Research Project: Enhanced Disease and Abiotic Stress Resistance in Edible Legumes

Location: Grain Legume Genetics Physiology Research

Title: Breeding Common Bean for resistance to Common Blight: A review

Author
item Singh, Shree - University Of Idaho
item Miklas, Phillip - Phil

Submitted to: Crop Science
Publication Type: Peer Reviewed Journal
Publication Acceptance Date: 1/23/2015
Publication Date: 7/1/2015
Citation: Singh, S., Miklas, P.N. 2015. Breeding Common Bean for resistance to Common Blight: A review. Crop Science. 55:971-984.

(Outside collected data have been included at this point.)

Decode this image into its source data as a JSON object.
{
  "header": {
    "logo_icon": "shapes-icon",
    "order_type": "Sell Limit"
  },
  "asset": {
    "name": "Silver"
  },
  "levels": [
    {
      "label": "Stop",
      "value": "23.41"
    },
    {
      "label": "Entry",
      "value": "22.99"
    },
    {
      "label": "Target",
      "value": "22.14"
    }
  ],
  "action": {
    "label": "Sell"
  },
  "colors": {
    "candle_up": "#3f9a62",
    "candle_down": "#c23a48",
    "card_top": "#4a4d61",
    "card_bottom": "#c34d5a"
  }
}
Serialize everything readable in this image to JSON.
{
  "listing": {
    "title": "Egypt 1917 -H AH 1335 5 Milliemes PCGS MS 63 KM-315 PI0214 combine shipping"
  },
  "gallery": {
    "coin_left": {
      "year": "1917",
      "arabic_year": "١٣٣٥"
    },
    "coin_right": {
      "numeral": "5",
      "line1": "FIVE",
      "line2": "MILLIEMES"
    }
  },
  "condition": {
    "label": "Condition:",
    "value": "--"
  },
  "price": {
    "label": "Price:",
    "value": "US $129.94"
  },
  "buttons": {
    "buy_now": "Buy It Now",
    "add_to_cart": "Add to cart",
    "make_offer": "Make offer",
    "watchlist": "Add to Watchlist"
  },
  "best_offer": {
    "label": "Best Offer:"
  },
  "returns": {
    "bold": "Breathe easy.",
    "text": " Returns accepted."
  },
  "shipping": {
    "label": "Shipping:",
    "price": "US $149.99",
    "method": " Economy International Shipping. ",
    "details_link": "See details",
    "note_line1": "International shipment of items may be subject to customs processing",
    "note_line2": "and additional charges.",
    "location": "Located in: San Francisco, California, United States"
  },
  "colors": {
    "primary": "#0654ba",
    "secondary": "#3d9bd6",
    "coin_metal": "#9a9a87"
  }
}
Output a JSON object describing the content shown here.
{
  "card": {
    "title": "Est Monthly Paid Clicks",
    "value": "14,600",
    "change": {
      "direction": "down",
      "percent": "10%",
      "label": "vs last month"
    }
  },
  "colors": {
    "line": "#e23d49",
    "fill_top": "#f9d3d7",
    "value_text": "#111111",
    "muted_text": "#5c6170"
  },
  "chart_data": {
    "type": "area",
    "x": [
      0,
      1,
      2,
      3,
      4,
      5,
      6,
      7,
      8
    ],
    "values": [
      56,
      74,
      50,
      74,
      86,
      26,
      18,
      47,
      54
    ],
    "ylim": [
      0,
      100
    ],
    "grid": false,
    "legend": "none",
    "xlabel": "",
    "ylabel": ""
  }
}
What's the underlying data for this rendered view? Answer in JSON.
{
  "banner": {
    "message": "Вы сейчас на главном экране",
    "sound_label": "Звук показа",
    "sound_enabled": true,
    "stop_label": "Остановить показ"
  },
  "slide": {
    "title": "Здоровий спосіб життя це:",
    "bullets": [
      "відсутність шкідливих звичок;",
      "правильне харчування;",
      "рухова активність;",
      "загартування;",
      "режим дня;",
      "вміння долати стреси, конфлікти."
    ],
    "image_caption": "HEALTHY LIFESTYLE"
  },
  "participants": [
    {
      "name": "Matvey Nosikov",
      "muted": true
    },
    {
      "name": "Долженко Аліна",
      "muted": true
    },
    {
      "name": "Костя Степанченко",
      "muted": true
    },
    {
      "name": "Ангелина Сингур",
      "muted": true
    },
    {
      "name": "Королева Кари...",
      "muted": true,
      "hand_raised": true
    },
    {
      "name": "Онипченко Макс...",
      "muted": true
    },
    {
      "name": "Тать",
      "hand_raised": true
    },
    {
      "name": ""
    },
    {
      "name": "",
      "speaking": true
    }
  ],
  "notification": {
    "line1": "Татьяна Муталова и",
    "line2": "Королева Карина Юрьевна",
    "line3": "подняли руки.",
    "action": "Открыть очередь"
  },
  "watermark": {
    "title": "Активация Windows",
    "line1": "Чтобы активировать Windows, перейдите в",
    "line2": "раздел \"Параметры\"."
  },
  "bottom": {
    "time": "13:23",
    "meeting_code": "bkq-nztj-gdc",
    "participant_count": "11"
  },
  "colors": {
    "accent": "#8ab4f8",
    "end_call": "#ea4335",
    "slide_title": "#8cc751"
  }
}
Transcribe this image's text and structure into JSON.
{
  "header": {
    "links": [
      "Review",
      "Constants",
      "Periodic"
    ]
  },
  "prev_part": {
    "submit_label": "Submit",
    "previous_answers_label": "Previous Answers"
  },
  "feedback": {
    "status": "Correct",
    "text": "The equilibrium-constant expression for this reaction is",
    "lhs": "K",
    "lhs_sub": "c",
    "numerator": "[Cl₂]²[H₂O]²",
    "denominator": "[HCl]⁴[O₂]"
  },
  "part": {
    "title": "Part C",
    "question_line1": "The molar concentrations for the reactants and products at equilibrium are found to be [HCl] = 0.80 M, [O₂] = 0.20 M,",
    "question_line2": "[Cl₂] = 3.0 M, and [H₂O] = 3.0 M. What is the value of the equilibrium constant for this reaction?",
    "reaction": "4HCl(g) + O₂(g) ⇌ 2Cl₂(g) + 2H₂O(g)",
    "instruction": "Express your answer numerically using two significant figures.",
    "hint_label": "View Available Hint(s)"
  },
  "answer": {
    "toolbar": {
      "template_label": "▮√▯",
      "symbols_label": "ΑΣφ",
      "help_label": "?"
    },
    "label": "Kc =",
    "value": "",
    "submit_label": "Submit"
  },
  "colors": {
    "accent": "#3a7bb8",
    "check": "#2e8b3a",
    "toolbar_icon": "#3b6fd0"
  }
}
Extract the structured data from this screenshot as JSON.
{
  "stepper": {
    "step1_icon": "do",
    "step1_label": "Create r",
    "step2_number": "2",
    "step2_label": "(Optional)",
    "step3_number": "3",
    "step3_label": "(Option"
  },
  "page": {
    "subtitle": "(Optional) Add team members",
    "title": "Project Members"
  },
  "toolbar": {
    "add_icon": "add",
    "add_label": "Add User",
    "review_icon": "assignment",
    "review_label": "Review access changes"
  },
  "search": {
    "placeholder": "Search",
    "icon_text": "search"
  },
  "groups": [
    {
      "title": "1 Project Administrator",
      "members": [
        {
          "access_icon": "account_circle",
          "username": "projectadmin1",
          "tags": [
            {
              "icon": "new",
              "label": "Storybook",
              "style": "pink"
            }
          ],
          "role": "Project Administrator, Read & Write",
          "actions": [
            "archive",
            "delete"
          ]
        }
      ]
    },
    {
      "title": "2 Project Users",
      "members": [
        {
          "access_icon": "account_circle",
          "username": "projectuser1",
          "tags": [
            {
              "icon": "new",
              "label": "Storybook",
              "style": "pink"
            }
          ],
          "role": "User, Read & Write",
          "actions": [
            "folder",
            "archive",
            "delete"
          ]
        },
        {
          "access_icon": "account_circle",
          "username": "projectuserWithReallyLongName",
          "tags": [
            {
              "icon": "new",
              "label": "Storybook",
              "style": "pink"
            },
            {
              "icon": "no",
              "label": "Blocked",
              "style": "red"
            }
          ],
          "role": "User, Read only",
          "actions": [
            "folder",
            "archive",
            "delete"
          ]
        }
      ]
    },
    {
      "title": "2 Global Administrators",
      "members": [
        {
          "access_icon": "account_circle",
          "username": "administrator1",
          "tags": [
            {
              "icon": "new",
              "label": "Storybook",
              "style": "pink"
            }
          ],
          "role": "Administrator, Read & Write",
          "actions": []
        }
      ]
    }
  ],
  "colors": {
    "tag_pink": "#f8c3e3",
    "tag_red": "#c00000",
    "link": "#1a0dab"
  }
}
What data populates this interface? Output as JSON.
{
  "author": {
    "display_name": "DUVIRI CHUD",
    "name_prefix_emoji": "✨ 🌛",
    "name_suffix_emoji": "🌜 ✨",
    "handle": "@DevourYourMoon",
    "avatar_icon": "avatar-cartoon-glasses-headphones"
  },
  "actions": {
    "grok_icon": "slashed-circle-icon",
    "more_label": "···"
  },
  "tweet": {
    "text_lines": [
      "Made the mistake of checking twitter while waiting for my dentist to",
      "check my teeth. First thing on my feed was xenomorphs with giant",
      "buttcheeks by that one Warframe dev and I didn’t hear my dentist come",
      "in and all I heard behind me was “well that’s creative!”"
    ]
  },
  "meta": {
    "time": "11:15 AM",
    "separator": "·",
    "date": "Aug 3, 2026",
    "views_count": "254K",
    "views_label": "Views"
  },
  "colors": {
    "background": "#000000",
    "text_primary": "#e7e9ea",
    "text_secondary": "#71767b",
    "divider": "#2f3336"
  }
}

Interpretive Summary: Common bacterial blight is a serious disease for dry beans grown in United States east of the continental divide. Genetic resistance is the best method of control but is complicated because many genes interact to condition resistance. With the new genomic tools now available some new genes have been found and we are getting closer to the molecular basis of resistance via candidate gene analysis. A better understanding of the complex of strains of the pathogen has recently been obtained. This paper reviews the past, current, and future state-of-the-arts for breeding dry beans with resistance to common blight. A combination of traditional and novel methods for improving bean are dictated and gaps in our knowledge and germplasm resources are revealed. This review will help breeders achieve improved levels of resistance to common bacterial blight and reduce the negative impact of this disease in the U.S.

Technical Abstract: Common blight {caused by Xanthomonas campestris pv. phaseoli Smith (Dye) is a major bacterial disease causing >40% seed yield and quality losses in common bean (Phaseolus vulgaris L.) worldwide. Use of resistant cultivars is crucial for its effective, economical, and environment friendly integarated management and control. Our objective was to review progress achieved in breeding for resistance. We also will briefly discuss challenges faced and strategies to develop cultivars with higher levels of resistance. Common blight resistant germplasm are found in the primary, secondary, and tertiary gene pools of the common bean. Substantial progress has been made in understanding the pathogenic variation, germplasm screening methods, identification of resistant germplasm, genetics of resistance, identifying and mapping molecular markers linked with resistance quantitative trait loci (QTL), introgressing resistance from the secondary and tertiary gene pools, transferring resistance from the Middle American common bean landraces to Andean cultivars and germplasm lines, and pyramiding or combining resistance from diverse germplasm sources into common bean. Backcross, pedigree, gamete, and recurrent selection methods or their modifications singularly or in combination have been used to introgress and pyramid resistance. Also, molecular markers with or without direct disease screening have been used for breeding for resistance. Howevere, Andean and Middle American common bean cultivars with high levels of combined resistance to less aggressive and aggressive bacterial strains are not available. We will review progress achieved in breeding for resistance, briefly describe problems faced, and discuss strategies for integrated genetic improvement for common blight resistance for cultivar development.